Monday, January 16, 2012

Green Heron Tools for Women Gardeners

I am really excited to see a modern company getting back into the business of making farming/gardening tools designed especially for women. I have a beautiful set of heirloom women's gardening tools, and I didn't even realize that modern gardening tools for women are almost impossible to find. (For the record, I agree that pink handled tools don't count, although I will sheepishly admit to owning my fair share of the ones with floral handles.)

I love my little heirloom gardening tools. I inherited the set from my grandparents, and word on the street is that they actually belonged to my great-grandmother, a farmer in her younger days and avid gardener in her old age. She lived next door to my grandparents, and my mother remembers her trekks from shed to garden with her spade and hoe. I also have what appears to be a miniature-sized pitchfork. When I garden with these tools, I feel connected to my past and it makes the experience that much more enjoyable. But let's face it, I am also a short, small woman and these tools are just really handy. Before I acquired them, I was constantly calling my husband out to the garden to help me with tasks that seemed monumental with the man-sized garden tools he bought from Lowes.

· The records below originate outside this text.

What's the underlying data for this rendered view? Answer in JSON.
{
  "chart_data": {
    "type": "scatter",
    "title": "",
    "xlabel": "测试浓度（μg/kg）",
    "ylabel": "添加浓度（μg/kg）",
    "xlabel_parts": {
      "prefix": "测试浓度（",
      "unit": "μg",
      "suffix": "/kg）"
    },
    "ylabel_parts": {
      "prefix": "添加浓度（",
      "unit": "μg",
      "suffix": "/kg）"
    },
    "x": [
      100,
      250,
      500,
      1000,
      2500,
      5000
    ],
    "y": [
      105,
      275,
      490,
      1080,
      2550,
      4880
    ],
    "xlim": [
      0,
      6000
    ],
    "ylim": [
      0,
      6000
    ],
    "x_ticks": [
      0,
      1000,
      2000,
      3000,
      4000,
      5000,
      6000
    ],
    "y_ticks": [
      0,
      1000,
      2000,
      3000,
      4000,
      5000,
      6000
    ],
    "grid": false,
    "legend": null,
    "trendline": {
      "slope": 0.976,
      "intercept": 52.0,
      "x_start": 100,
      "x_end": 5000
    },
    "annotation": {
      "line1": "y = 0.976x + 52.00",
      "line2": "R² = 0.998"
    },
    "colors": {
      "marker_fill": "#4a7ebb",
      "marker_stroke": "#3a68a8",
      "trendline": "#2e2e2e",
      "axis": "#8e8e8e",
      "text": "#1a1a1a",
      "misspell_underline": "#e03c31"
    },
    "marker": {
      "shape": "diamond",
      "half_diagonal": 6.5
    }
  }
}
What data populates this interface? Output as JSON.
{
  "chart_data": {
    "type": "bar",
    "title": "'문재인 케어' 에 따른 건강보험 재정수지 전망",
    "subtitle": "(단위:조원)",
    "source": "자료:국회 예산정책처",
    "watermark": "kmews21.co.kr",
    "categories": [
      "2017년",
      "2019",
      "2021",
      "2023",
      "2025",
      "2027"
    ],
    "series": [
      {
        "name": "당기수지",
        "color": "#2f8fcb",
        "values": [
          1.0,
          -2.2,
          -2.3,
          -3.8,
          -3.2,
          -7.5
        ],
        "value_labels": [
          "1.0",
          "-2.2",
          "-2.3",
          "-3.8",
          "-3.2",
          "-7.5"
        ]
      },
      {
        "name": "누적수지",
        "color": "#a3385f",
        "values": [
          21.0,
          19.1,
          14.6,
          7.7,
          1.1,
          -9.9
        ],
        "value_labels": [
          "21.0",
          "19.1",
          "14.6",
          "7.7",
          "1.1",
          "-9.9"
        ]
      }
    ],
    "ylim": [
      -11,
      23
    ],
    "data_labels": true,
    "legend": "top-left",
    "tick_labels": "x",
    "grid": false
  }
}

Ann Adams and Liz Brensinger of Green Heron Tools have taken women's garden tools a step further. They're not just manufacturing smaller tools for women; their new specially designed shovel/spade is designed to accentuate women's inherent differences, including smaller shoulder span, hand size, and grip strength. At $57.99, the HERShovel certainly won't be the cheapest garden tool in your shed, but if you can end your day in the garden free from aches and pains, it could be the best money you ever spent!